- Palestine
- June 2, 2010
- 3 minutes read
Zoughbi: The Israeli navy fired at Mavi Marmara before landing on its deck
Arab Knesset member Hanin Zoughbi said that the Israeli navy started to fire at the passengers of the Turkish cruise ship Mavi Marmara before its commandos landed on the deck, denying Israel’s claims that its soldiers opened fire in self-defense.
Zoughbi told a news conference in Nazareth city on Tuesday that Israeli soldiers ignored its appeal for providing two of the wounded passengers with medical help and let them bleed to death.
She highlighted that despite the tough political life she is living in and her experience of the reality of the occupation, she did not expect that such a brutal attack could have happened, especially since the convoy was carrying humanitarian aid to the besieged Gaza people.
The lawmaker added that everyone aboard was expecting that the ships would only be intercepted and taken to Israeli ports and it did not come into their minds that Israel would use such military equipment and huge number of soldiers to attack them.
“There were deaths within minutes.
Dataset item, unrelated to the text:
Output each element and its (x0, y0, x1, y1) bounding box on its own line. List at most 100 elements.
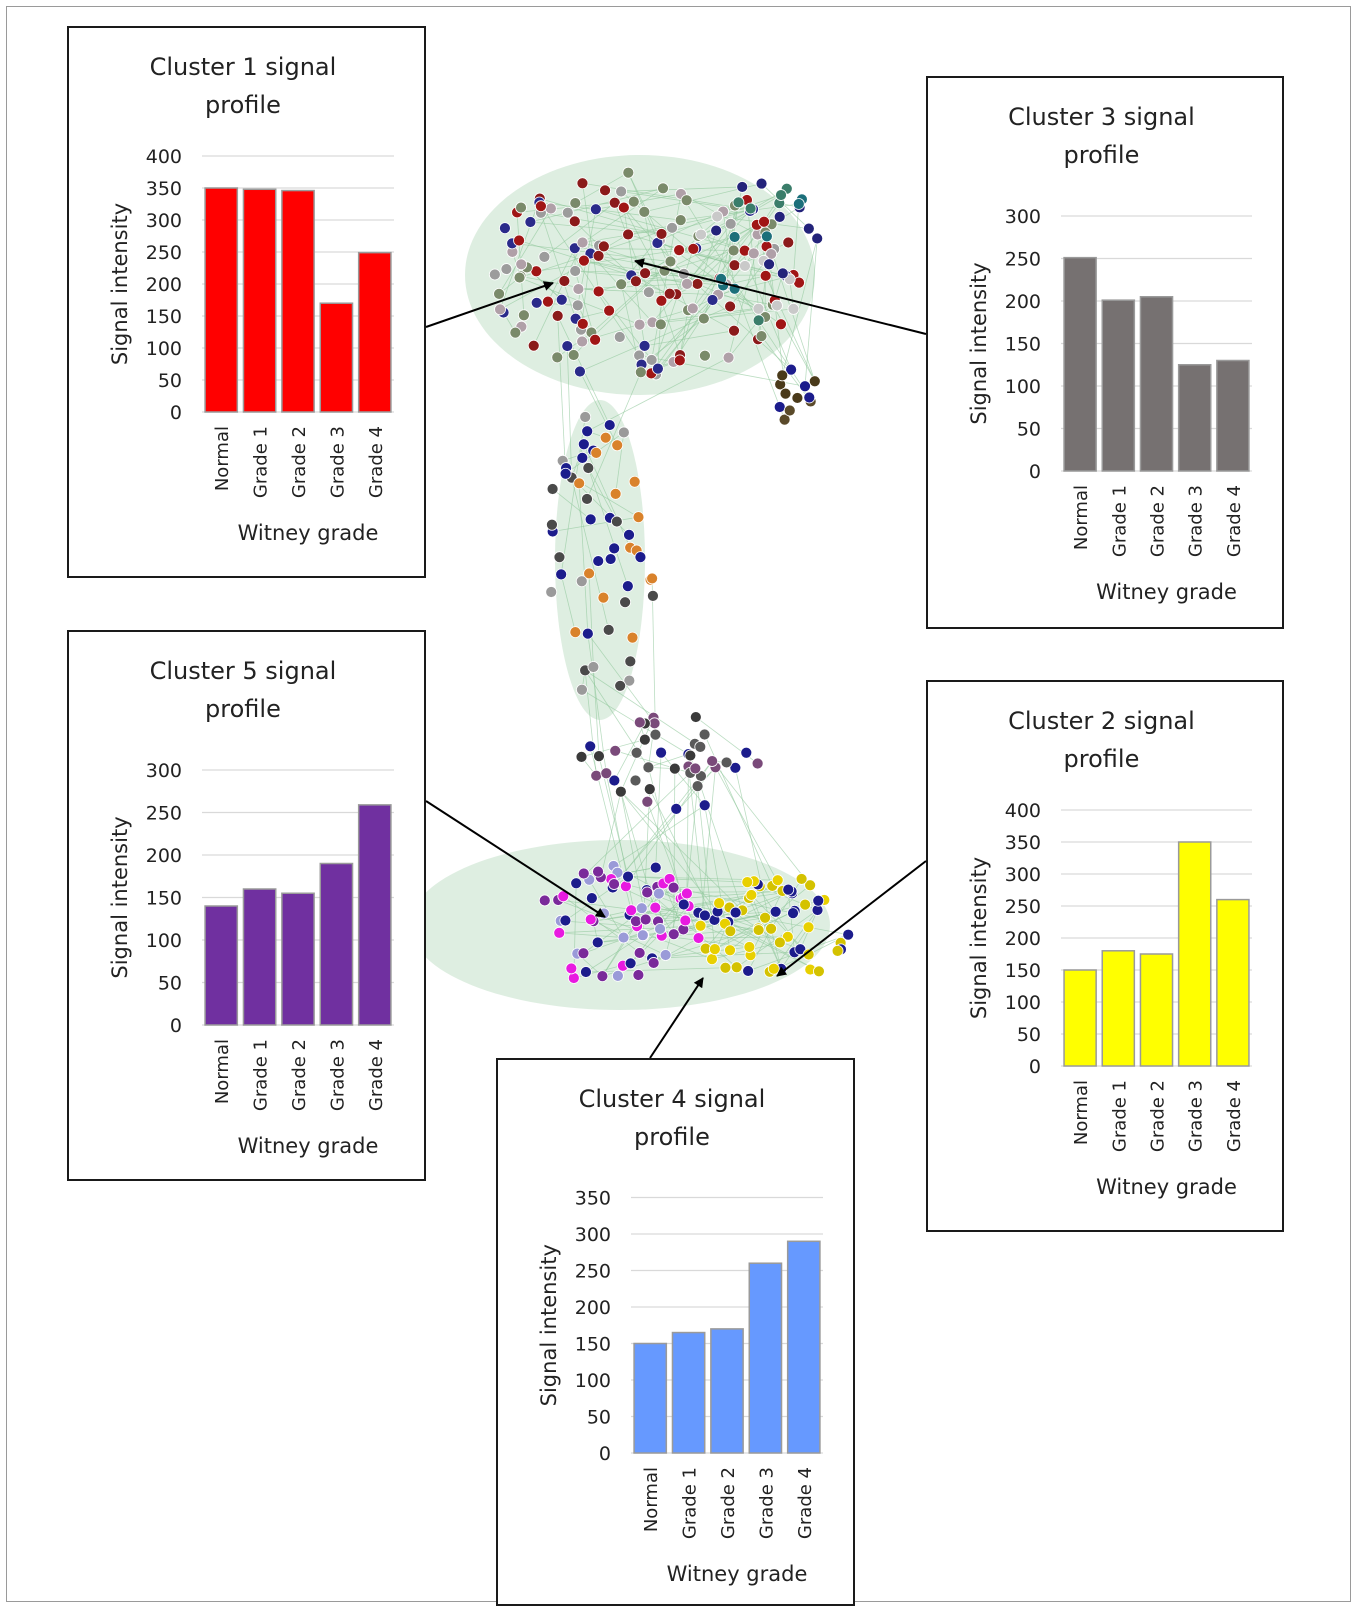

The aim was to create an atmosphere of terror. A person raised a white flag and there were enough indications that we did not want any confrontation,” the lawmaker stressed.
For his part, lawyer Basim Mansour, who visited on Tuesday a number of Freedom Flotilla detainees, said that two women told him that the Israeli soldiers tied two of the passengers and threw them into the sea to die by drowning.
An Egyptian doctor, one of the participants in the convoy, also reported that the soldiers opened fire directly at the victims and refused to medically treat seriously-wounded cases leaving them to die.
Many Greek passengers, who were aboard Freedom Flotilla ships, confirmed on Tuesday after their release that the Israeli troops used live and rubber bullets, batons and stunt guns during their attack on the convoy.
Turkish activist Mutlu Teriyaki, who was aboard the ship having the name of Gaza, reported that he and his friends were able to see clearly Israeli troops firing randomly aboard Mavi Marmara ship.
In a related context, Dr. Ahmed Al-Rashidi, a professor of international law at the university of Cairo, called on the Palestinian government, the governments around the world, and human rights organizations to document the Israeli crime against the Freedom Flotilla convoy.
Dr. Rashidi also stated that Israel violated an important principle of the international humanitarian law related to the right of humanitarian assistance when it attacked the convoy, adding that articles 55 and 62 of the fourth Geneva convention stipulate that any occupying power must allow relief aid to reach the people under its occupation.
In a new development, the European campaign to end the siege said it managed to obtain the names of Freedom Flotilla passengers who were killed, wounded or detained and intends to publish them on its website.